Me senté en el escritorio y me esforcé en pensar. Así es como me gustaba describirlo. Durante años, dije: «Me esfuerzo en pensar», de la misma manera que mi madre decía que se esforzaba en vivir.
-Apegos feroces- Vivian Gornick
Cuando mi hermano cumplió los dieciocho años se marchó de
casa, cerró la puerta por fuera y no le volvimos a ver durante años. Su cupo de pena y de decepción había llegado al límite y quería volar. Nadie podía reprochárselo, ni siquiera su madre, la mía también, que iba acumulando pérdidas sin apenas darse cuenta.
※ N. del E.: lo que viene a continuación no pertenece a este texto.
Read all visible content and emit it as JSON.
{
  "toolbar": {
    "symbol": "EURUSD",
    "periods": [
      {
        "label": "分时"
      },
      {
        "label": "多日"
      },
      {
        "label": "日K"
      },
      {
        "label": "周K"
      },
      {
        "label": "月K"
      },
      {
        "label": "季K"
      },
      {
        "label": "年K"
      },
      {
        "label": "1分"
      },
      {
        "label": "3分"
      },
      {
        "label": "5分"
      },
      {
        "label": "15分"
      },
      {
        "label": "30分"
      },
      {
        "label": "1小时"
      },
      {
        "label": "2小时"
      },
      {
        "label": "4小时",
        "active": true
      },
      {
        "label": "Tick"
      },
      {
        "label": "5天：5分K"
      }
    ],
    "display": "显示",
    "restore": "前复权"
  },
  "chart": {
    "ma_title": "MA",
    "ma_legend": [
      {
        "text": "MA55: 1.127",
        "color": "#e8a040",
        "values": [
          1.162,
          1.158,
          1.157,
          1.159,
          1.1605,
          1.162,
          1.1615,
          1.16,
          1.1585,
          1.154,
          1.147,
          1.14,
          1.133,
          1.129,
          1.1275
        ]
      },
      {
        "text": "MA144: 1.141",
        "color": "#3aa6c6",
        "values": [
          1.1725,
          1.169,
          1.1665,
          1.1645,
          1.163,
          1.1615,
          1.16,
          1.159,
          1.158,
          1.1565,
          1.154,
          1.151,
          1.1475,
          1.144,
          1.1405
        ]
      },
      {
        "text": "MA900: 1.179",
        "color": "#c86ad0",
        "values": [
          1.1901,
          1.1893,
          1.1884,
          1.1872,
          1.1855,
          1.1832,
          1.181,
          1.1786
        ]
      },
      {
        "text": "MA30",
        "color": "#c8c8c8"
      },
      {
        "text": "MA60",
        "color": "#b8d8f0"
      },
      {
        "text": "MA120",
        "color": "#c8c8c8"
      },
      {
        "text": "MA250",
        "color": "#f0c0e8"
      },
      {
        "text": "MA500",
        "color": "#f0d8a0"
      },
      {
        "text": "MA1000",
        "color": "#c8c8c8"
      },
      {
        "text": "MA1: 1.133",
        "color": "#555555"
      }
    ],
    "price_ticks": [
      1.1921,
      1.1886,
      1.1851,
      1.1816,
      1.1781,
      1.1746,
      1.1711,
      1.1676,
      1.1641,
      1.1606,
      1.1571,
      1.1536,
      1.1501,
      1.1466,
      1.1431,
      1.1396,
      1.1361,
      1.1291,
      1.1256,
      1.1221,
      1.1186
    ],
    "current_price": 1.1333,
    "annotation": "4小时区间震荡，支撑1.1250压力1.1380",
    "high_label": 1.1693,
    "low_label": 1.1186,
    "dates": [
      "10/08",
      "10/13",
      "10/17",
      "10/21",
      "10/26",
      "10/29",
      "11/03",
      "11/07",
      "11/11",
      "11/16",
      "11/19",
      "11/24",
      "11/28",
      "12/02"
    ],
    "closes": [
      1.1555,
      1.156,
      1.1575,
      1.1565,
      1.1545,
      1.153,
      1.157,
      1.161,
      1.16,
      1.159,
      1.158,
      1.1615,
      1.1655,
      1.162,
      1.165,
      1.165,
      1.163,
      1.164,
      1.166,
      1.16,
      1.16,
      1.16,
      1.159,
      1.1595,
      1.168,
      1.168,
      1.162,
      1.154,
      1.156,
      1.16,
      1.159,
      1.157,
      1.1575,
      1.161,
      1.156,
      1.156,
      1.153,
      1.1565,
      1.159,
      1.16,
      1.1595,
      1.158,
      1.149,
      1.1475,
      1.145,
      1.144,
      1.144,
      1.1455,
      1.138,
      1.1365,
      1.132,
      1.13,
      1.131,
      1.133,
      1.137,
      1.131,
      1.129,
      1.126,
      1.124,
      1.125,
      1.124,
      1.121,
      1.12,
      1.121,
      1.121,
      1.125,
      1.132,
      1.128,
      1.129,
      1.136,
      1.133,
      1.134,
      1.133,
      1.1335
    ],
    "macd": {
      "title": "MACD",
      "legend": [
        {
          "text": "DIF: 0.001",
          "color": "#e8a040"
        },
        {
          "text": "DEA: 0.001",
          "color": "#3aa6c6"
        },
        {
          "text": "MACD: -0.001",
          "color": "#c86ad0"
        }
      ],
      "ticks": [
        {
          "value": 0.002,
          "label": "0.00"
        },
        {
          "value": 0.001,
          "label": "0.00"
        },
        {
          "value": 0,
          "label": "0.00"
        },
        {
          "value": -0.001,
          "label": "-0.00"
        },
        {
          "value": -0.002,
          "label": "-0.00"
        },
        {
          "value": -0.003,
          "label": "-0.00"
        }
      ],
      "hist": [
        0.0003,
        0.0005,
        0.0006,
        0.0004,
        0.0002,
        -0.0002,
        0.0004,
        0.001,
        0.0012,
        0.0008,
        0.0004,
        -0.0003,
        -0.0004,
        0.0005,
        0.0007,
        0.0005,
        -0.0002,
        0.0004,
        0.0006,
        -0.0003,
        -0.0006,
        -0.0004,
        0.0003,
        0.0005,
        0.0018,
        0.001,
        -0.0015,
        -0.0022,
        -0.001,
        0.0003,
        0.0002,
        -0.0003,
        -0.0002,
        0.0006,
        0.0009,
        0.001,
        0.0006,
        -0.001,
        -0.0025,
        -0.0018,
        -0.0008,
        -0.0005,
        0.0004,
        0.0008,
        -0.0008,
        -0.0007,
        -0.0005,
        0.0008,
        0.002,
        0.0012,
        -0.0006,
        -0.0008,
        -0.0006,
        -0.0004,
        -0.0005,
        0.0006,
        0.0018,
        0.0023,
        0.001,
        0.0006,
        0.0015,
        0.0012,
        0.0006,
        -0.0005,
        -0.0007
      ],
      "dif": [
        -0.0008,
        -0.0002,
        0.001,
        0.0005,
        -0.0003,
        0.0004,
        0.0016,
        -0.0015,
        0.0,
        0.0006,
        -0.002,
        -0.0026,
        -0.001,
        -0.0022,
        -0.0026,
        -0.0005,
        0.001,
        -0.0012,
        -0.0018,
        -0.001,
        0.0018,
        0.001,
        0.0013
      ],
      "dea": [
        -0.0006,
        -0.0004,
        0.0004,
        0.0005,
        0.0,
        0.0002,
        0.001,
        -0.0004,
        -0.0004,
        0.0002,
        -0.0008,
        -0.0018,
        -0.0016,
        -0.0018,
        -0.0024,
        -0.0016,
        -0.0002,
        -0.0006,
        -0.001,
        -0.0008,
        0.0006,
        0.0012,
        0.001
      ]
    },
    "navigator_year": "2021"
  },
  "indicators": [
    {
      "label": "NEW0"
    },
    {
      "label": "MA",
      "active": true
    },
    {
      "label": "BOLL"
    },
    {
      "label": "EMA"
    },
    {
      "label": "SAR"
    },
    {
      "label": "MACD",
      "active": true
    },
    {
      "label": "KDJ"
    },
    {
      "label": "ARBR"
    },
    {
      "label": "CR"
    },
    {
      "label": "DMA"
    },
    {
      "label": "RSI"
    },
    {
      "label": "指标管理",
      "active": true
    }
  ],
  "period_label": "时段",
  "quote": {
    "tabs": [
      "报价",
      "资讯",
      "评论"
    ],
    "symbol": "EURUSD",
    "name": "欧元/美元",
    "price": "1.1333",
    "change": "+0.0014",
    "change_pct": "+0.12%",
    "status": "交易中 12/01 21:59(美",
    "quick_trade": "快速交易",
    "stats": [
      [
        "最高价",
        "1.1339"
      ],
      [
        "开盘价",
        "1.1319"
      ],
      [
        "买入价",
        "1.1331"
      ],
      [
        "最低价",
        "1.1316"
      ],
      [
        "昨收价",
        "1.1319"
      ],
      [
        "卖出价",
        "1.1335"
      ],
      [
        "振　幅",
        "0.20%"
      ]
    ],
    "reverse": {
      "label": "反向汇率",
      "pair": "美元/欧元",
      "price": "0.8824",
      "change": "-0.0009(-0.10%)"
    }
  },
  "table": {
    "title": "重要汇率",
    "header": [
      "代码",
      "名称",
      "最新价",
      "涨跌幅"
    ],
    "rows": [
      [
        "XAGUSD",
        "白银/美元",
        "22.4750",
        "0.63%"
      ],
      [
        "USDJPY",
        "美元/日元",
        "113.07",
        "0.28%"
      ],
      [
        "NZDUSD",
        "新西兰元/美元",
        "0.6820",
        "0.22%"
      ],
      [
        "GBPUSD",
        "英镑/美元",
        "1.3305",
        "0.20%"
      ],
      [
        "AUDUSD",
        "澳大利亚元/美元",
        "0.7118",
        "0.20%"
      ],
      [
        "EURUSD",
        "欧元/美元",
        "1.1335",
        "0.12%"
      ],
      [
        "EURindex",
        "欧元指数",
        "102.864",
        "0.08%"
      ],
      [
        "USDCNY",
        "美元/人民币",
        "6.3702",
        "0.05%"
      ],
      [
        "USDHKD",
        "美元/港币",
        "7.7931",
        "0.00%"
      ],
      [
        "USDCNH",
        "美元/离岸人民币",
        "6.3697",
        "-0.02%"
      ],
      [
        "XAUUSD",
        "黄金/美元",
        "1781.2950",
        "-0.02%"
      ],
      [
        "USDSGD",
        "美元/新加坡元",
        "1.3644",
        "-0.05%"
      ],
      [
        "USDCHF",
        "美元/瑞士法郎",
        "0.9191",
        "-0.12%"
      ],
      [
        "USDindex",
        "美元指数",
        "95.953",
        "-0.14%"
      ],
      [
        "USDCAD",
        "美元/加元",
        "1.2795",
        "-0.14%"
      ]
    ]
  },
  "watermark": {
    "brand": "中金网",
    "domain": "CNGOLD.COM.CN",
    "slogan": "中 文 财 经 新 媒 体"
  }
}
Nos
quedamos solas, lo que en realidad significaba que la mayor parte del tiempo lo
pasaba sin nadie en casa. Mi madre trabajaba como enfermera en la unidad de
paliativos del Hospital General y su vida, desde que mi padre murió,
transcurría entre guardias infinitas que le permitían sobrevivir sin tener que
pensar demasiado porque, como en ocasiones decía, bastante
tenía con protegerse del dolor de los que cada día perdían a un ser querido durante sus horas de trabajo. El
apartamento en el que vivíamos, entre la Cuarta y la Plaza Hems, se nos había
quedado enorme. Algunos días, al volver de la universidad, me paseaba por el
salón y esperaba descubrir que, pese a lo vacío que ahora estaba todo, en algún
rincón quedaba un rescoldo de la vida que tuvimos tiempo atrás, pero no
encontraba más que el eco de una radio que se colaba por el patio de luces. Me
tumbaba en el sofá y con la mirada perdida en el vacío imaginaba que algún día
volvería la normalidad que se me había escapado aún sabía bien cómo. A veces esperaba que Helen, mi
madre, volviera de su guardia y me besara aunque fuera con más cansancio que
ganas. Se quitaba los zapatos, se tumbaba en el sofá en el que yo misma, horas antes, había
perdido el mundo de vista, y allí se quedaba dormida sin apenas decir nada. Me sentía incapaz de decirle lo mucho que la
echaba de menos. La besaba en la frente y ella, de una manera casi inconsciente, me acariciaba la mejilla. Estuvimos así más tiempo del que puedo recordar. La sentía frágil en su
aparente entereza y más de una vez temí que se desmoronara como un castillo de
naipes y se arrojara a una desesperación tan grande como salvaje. A veces, al volver de clase, la encontraba apoyada en la
ventana, dando la espalda a la habitación, al mundo entero y la
escuchaba suspirar. Aquel ambiente sombrío y triste me influyó durante años. La
intensidad de su soledad se colaba por mi sistema nervioso hasta bloquearme y alejarme poco a poco de ella. Un
día, al volver a casa, la encontré pintando la pared del salón, había cubierto
los muebles con sábanas viejas y su cabeza con un pañuelo que había sido de papá. Al verme bajó de la escalera, me abrazó como
hacía años que no lo hacía y sentí, por fin, que acababa de expulsar de nuestra
casa el infierno del dolor y que por fin volvía a nacer la posibilidad de
recuperarnos, de evitar perdernos para siempre.